JM: If the Democrats have the majority, they’ll have all those committees. That’s the big thing – with the majority control is the chairs and the committees being able to schedule. There won’t be another Senate election again for another two years. So they’re going to have to deal with that. This is the last thing we’ve been waiting on the Senate because they have the runoff election. But I think a lot of the significance of this is for future races, that this might be a sign of things to come.
Sputnik: What can you say about the Trump factor in these elections? Some have claimed that if the Republicans lose both Senate seats, the party might blame it on the President – to what extent do you reckon he influenced the Republican turnout in these elections?
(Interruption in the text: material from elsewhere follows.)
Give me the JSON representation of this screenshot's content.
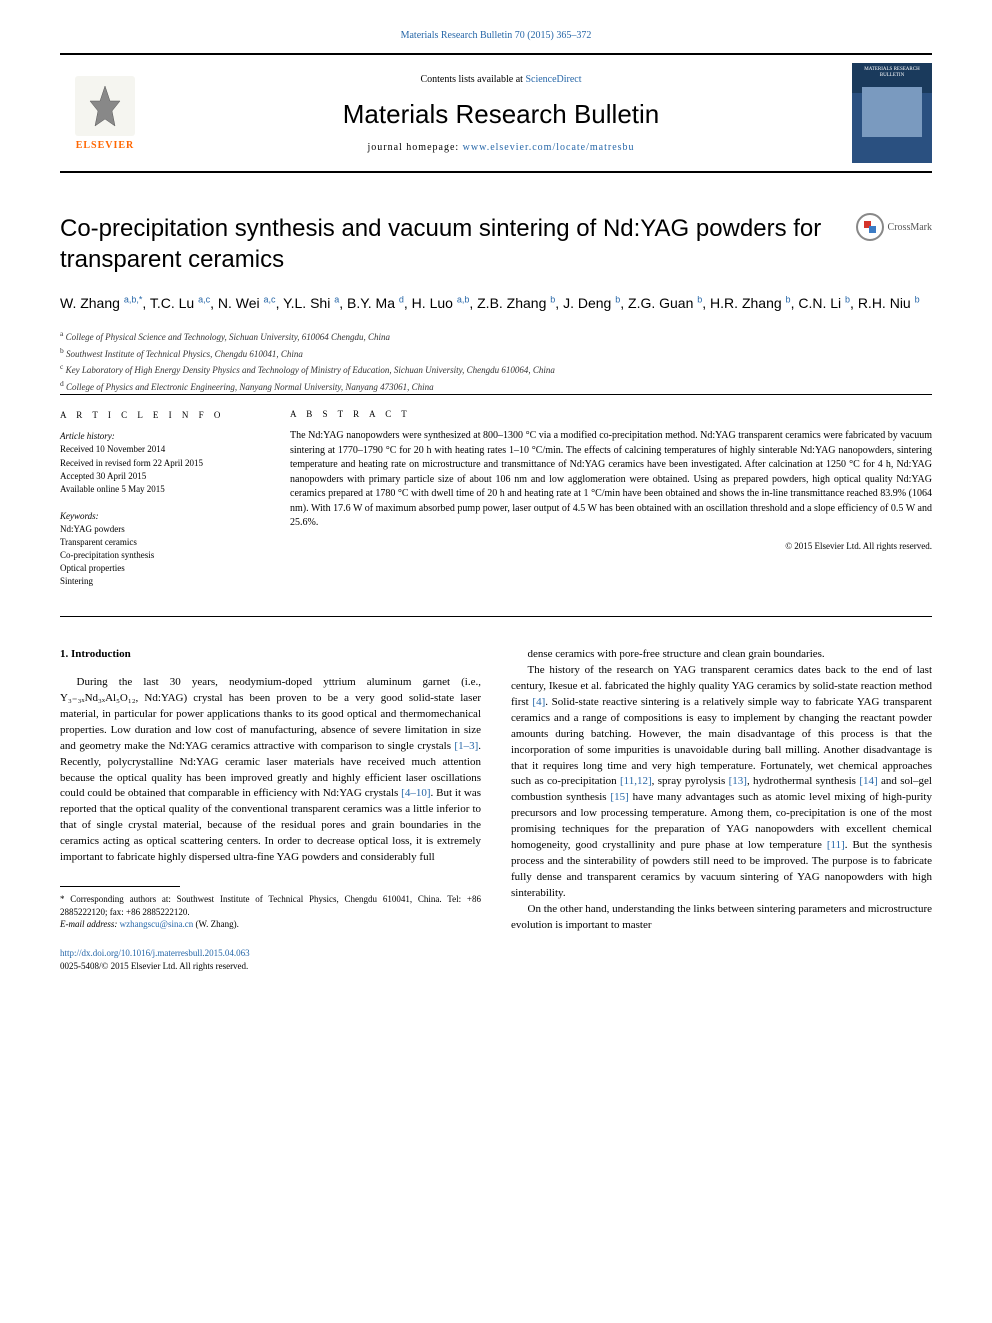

JM: That’s a good question. There were a few people who said, we’re going to show that we’re angry by not turning out to vote for Trump that were Trump supporters, which would have been a very counterproductive thing. I think that a lot of people quietly blame Trump for these things, that some of the actions he’s taken have been very controversial. But I also think many Republicans will be afraid to directly criticise President Trump in public. I think they are concerned about offending his supporters. His supporters are very passionate. Some of them are planning to gather to demonstrate in Washington. So I think privately, many of them may blame him, but I think that there won’t be very many Republicans who will say so out loud in public.
Sputnik: How would you assess Donald Trump transformed the Republican Party during his four years presidency? What we will see in this post-Trump era?
JM: Certainly, he’s changed their base of support. He’s changed the way they worked stylistically that we’ve seen that the Republican Party has made a lot of gains under Trump, among people without college educations that he’s moved the Republican Party away from free trade. He’s moved the Republican Party in a direction that’s more confrontational, more willing to use harsh rhetoric, more populist.
In some ways, it’s hard to tell how permanently those changes are going to go in, but I think that he has changed the way Republicans engage in dialogue, that I think that they’ve gotten to be more rigid, more and more likely not to cooperate with Democrats. I think he’s moved the Republican Party in a more confrontational us-versus-them sort of direction. And I think a lot of that is going to last for a while. I don’t think even after he leaves office, I think that some of those effects on the Republican Party and who he’s brought into it are going to remain after he leaves.